Cillóniz C et coll. : Impact of Age and Comorbidity on Cause and Outcome in Community-Acquired Pneumonia. CHEST 2013; 144: 999–1007.

 L’augmentation de  l’espérance de vie a entraîné mécaniquement l’accroissement du nombre des pneumonies communautaires (PAC) chez les personnes âgées. Une équipe catalane, reconnue pour ses travaux sur les pneumonies infectieuses, s’est intéressée à l’influence de l’âge et des comorbidités sur les caractéristiques microbiennes des PAC chez les patients de plus de 65 ans.
Cette étude s’est déroulée de façon prospective et observationnelle chez des sujets adultes atteints de PAC (à l’exclusion des infections acquises en institution de soins ou maisons de retraites) sur une période de 12 ans. Les patients âgés de 65 à 74 ans, 75 à 84 ans, et de plus de 85 ans ont été comparés, au regard des comorbidités, des résultats des recherches bactériologiques,  et de l’évolution.

Un groupe de 2 149 patients a été étudié, constitué d’une majorité de femmes (62,7 %) avec un âge moyen de 78 ans. La quasi-totalité des malades (94,5 %) est hospitalisée (dont 13,5 % en soins intensifs), seulement 118 patients étant traités en ambulatoire.
La répartition par tranche d’âge est la suivante : 759(35,3 %) patients âgés de 65 à 74 ans, 941 (43,7 %) âgés de 75 à 84 ans, et 449 (20,8 %) patients de plus de 85 ans. La proportion de sujets masculins décroît avec l’augmentation de l’âge.  Au moins une comorbidité est présente chez 1 710 patients (79,6 %), la plus fréquente étant une  bronchopathie chronique.  La mortalité correspondant aux  3 sous-groupes est de 6,9 % (65-74 ans), 8,9 % (75-84 ans) et 17,1 % (>85 ans).

Un diagnostic bactériologique est obtenu dans 39,8 % des cas. Streptococcus pneumoniae est l’agent pathogène le plus fréquent dans tous les groupes  d’âge (de 39 à 49 % des isolements selon le sous-groupe) et indépendamment de toute affection chronique sous-jacente.  Les staphylocoques, les entérobactéries et Pseudomonas aeruginosa sont retrouvés dans 9,1 % des isolats alors que Haemophilus influenzae  est identifié dans 6,4 % des PAC.  A noter que ces pathogènes ne sont isolés que chez les patients ayant au moins une comorbidité.
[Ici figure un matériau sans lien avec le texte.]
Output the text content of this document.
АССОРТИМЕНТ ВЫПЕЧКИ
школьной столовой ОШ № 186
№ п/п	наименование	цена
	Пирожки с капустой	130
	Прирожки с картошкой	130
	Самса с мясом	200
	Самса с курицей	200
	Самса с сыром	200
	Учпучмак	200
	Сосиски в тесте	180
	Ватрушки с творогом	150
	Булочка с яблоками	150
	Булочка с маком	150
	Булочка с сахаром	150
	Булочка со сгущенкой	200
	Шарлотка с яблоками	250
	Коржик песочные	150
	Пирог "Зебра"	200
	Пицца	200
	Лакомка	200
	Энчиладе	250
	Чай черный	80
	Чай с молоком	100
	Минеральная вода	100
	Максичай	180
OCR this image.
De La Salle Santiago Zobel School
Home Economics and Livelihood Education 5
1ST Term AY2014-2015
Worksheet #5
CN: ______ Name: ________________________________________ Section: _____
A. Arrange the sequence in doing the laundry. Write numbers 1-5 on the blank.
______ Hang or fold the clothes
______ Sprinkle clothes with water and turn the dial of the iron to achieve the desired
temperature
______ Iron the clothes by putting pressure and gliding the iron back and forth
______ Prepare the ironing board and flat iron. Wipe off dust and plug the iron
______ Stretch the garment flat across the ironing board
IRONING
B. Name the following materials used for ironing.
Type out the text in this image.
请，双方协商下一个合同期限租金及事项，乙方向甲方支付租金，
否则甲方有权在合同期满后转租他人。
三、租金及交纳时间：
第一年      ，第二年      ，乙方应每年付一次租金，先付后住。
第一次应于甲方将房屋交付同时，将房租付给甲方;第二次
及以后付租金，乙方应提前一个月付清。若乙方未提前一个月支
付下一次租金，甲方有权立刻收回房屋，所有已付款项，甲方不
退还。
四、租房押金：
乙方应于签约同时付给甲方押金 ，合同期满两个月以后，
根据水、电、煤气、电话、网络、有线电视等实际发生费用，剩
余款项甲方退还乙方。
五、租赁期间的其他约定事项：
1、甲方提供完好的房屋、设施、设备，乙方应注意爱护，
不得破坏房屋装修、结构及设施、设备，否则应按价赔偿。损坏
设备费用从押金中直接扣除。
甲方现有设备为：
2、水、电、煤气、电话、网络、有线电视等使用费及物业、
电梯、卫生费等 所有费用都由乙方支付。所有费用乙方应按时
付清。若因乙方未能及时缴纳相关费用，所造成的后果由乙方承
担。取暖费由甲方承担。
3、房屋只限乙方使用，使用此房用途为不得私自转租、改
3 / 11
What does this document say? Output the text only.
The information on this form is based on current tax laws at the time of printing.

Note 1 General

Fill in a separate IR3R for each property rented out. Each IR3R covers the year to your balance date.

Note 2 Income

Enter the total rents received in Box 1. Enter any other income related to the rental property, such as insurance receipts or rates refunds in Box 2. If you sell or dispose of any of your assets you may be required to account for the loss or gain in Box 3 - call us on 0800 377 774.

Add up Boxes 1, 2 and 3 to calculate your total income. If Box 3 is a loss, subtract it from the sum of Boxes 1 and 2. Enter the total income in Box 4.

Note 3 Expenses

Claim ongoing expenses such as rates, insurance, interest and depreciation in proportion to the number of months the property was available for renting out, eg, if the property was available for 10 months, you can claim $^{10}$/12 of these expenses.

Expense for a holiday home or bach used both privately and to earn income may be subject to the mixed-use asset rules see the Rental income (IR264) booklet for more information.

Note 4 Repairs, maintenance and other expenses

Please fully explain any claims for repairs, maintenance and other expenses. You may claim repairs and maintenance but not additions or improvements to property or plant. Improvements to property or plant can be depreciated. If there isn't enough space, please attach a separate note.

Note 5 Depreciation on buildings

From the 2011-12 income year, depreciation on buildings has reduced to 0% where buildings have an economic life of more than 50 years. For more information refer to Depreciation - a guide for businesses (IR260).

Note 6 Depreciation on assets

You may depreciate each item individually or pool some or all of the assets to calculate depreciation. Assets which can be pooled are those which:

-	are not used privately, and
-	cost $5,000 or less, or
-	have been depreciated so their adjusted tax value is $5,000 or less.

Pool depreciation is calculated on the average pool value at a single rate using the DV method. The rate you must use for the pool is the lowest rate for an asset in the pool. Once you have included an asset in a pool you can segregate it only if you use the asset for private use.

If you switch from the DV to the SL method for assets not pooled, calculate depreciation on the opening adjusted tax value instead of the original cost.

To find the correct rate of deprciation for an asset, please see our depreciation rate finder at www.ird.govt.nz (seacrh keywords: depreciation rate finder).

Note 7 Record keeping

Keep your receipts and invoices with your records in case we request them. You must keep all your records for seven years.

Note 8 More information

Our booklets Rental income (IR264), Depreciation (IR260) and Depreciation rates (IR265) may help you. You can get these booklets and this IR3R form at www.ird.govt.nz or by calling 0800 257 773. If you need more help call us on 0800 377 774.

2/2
En analyse multivariée, l’augmentation de la mortalité avec l’âge est significativement associée avec l’augmentation des comorbidités, la sévérité de la pneumonie, l’existence d’une bactériémie,  la présence d’un pathogène potentiellement résistant (S  aureus, P  aeruginosa  et entérobactéries) et  la nécessité d’une admission en soins intensifs.

Selon ces résultats, ce n’est pas l’âge qui influence la cause microbienne d’une pneumonie chez les sujets de plus de 65 ans. En revanche,  les comorbidités sont associées avec des germes spécifiques tels que H influenzae et les pathogènes éventuellement résistants. De plus, l’association de ces 2 facteurs (affections chroniques sous-jacentes  et  agents pathogènes multirésistants)  majore la mortalité.